The Government announced this week that Sodexo will play a leading role in running probation services in Northumberland and Tyne and Wear.
The French firm, which has managed the 1,300-capacity HMP Northumberland since 2013, will take on the work of Northumbria Community Rehabilitation alongside the charity Nacro.
Napo, the probation service union, is now calling for a judicial review, and says introducing the reforms could place the public at risk.
Mike Quinn, spokesperson for the Northumbria branch of Napo, said:
“This is an important step in our campaign to halt these ill conceived plans to privatise probation.
“It should serve as a reminder to both the Government and bidders that we won’t give up in our fight to protect the public from this dangerous privatisation.

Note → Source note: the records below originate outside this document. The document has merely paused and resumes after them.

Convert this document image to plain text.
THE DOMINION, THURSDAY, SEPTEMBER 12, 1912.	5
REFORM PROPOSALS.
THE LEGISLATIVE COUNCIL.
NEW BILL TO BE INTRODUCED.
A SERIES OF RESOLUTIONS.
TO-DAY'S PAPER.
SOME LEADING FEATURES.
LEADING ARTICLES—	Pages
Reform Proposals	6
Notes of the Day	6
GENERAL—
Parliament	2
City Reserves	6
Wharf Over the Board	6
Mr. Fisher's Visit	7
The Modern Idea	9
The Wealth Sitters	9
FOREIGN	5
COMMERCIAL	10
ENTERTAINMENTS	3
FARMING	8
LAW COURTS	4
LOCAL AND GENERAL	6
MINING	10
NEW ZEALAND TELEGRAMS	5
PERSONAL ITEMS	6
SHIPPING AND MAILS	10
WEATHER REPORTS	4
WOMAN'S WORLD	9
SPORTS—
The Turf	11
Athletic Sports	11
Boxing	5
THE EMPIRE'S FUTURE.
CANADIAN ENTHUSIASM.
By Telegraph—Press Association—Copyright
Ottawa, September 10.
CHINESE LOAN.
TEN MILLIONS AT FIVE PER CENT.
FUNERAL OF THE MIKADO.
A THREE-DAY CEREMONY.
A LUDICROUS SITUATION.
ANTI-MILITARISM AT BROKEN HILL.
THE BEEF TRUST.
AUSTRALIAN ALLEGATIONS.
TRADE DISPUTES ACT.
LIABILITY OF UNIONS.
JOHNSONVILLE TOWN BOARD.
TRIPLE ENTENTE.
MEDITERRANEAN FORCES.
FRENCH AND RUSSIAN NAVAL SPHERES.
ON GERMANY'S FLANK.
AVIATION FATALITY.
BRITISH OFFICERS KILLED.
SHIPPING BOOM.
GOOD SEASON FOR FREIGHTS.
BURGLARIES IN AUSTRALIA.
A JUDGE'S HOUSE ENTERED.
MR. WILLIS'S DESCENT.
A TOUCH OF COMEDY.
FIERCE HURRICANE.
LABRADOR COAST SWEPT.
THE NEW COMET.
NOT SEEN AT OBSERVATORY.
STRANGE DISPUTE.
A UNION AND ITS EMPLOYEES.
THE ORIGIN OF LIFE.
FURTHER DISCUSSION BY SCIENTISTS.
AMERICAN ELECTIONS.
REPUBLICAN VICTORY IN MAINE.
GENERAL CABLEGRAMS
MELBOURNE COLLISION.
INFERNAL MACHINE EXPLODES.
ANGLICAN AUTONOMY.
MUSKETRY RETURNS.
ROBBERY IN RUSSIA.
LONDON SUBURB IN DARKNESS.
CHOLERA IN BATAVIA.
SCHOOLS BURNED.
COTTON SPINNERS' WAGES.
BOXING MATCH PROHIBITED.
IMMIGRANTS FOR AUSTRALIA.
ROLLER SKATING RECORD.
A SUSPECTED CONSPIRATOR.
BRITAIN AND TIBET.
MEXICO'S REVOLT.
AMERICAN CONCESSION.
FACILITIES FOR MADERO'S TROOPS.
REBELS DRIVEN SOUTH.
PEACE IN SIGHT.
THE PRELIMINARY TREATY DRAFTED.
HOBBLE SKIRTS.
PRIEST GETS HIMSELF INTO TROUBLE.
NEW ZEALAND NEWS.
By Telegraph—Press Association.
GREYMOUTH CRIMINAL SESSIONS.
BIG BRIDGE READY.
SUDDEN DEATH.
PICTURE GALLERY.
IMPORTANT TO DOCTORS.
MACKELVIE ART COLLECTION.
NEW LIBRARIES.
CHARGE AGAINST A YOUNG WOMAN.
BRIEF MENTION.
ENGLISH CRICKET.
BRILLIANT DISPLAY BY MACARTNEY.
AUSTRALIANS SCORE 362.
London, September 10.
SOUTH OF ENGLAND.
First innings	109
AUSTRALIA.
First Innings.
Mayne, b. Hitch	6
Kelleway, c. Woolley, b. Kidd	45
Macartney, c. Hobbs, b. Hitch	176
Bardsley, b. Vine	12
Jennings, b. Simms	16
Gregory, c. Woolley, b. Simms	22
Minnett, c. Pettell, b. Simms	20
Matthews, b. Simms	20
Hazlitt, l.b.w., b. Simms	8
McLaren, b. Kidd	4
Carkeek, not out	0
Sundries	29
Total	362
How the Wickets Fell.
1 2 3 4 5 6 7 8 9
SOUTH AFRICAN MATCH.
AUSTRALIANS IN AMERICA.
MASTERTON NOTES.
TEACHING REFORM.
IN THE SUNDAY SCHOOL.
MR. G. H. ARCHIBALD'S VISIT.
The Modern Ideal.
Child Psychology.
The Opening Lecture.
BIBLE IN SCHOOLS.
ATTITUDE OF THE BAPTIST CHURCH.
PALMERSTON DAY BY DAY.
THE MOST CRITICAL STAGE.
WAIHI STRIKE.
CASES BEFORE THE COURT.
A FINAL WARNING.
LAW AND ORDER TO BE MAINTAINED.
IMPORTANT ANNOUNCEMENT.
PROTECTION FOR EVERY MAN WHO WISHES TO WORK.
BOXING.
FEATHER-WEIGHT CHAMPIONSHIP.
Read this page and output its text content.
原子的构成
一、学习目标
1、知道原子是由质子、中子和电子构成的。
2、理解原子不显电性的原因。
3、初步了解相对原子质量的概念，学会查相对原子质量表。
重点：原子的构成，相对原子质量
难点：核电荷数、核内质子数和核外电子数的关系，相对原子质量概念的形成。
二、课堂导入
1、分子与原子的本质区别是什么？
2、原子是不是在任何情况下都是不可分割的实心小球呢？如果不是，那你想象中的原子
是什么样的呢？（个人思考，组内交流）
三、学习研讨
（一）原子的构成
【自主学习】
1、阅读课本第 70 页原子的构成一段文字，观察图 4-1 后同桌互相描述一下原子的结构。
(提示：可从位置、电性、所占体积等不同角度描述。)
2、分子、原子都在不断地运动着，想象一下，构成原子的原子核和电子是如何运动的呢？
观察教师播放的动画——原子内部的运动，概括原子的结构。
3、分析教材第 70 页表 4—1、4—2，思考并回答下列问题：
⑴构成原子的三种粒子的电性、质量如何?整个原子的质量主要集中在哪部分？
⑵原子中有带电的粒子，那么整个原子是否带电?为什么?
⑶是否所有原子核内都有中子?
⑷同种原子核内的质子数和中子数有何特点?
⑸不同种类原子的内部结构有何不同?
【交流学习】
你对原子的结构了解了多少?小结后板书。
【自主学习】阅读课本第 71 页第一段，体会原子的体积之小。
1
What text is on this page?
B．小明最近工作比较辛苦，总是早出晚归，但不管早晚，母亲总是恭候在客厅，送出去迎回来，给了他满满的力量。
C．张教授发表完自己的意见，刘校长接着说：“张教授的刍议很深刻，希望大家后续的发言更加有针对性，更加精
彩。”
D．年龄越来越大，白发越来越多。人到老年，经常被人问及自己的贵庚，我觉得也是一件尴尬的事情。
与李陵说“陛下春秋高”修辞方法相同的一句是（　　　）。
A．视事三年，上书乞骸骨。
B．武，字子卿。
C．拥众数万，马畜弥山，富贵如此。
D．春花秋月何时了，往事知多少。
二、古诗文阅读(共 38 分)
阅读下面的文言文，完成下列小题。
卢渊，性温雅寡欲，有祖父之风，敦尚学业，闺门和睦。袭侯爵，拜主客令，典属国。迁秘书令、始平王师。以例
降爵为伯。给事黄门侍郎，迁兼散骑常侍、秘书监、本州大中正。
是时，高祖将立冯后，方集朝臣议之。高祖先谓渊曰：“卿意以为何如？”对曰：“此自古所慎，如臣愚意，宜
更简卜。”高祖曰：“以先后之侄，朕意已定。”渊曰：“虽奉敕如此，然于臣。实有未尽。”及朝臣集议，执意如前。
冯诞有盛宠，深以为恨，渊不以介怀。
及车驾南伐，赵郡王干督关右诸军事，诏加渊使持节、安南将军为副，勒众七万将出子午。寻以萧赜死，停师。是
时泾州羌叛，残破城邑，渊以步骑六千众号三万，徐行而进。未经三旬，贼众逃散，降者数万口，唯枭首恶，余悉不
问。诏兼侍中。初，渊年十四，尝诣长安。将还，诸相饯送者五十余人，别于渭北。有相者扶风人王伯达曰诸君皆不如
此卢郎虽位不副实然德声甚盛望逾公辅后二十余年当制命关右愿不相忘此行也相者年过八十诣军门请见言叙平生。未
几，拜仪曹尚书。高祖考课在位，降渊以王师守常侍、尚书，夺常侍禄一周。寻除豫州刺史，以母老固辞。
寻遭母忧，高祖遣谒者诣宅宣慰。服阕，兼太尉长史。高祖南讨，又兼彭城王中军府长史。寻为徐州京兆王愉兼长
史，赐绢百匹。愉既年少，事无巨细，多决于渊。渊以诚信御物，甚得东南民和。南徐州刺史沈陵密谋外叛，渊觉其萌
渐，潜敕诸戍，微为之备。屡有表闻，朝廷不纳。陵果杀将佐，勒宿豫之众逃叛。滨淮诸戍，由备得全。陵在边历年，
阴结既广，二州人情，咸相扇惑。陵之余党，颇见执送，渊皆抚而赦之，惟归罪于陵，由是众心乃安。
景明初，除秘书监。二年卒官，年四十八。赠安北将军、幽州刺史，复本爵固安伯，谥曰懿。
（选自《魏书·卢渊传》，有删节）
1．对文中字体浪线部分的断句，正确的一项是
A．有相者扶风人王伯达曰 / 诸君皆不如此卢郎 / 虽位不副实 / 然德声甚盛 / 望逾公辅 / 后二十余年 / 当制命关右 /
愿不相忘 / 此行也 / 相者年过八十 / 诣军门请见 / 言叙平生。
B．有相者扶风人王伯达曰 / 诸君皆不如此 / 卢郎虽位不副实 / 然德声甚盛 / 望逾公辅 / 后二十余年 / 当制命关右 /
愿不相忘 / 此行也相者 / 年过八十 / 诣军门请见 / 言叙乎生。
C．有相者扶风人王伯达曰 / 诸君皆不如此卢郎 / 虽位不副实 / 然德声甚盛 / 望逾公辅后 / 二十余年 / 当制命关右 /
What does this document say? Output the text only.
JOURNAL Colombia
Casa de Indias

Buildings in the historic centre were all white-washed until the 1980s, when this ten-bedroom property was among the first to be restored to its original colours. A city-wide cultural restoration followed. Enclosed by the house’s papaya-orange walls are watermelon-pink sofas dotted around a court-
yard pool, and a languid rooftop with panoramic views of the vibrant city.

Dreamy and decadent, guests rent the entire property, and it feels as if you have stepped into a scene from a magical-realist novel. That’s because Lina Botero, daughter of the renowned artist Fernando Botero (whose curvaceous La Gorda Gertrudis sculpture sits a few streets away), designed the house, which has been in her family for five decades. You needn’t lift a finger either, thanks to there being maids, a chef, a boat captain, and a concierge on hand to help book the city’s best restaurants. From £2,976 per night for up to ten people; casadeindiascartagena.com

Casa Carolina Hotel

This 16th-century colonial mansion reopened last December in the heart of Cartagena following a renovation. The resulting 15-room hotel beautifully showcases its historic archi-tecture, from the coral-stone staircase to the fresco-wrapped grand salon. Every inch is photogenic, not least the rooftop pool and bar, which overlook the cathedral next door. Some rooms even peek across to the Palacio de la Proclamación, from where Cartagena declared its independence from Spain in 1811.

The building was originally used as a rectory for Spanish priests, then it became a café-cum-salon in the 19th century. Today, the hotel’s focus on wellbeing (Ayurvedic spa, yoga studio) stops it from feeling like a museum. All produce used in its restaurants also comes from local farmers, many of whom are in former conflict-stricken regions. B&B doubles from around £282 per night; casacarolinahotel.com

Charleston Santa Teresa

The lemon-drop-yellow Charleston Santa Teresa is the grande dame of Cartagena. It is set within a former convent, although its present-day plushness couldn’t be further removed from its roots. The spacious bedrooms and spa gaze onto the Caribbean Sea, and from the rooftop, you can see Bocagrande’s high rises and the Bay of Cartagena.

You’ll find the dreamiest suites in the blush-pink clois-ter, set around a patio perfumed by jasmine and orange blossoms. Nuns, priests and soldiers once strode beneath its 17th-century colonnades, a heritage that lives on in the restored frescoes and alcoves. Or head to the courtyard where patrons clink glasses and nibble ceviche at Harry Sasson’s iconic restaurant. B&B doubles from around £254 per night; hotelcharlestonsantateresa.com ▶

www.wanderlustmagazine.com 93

“The government simply can’t be allowed to carry on with plans which put the safety of the public in Tyne and Wear and Northumberland at risk without allowing proper piloting of their plans, or even publication of their own risk registers. They’re yet to convince anyone but themselves that there plans are any more than a way of making money for large companies.
“Northumberland and Tyne and Wear has been well served by a top performing probation trust for years.
“Over the last 6 months the minister has systematically attempted to destroy the Probation service – he must remember that the result of this isn’t just disgruntled workers with low morale, it’s an increase in crime and the victims of crime. It’s time he saw sense and called a halt to this privatisation.”
Justice Secretary Chris Grayling says the reforms will lead to better management of offenders in the region.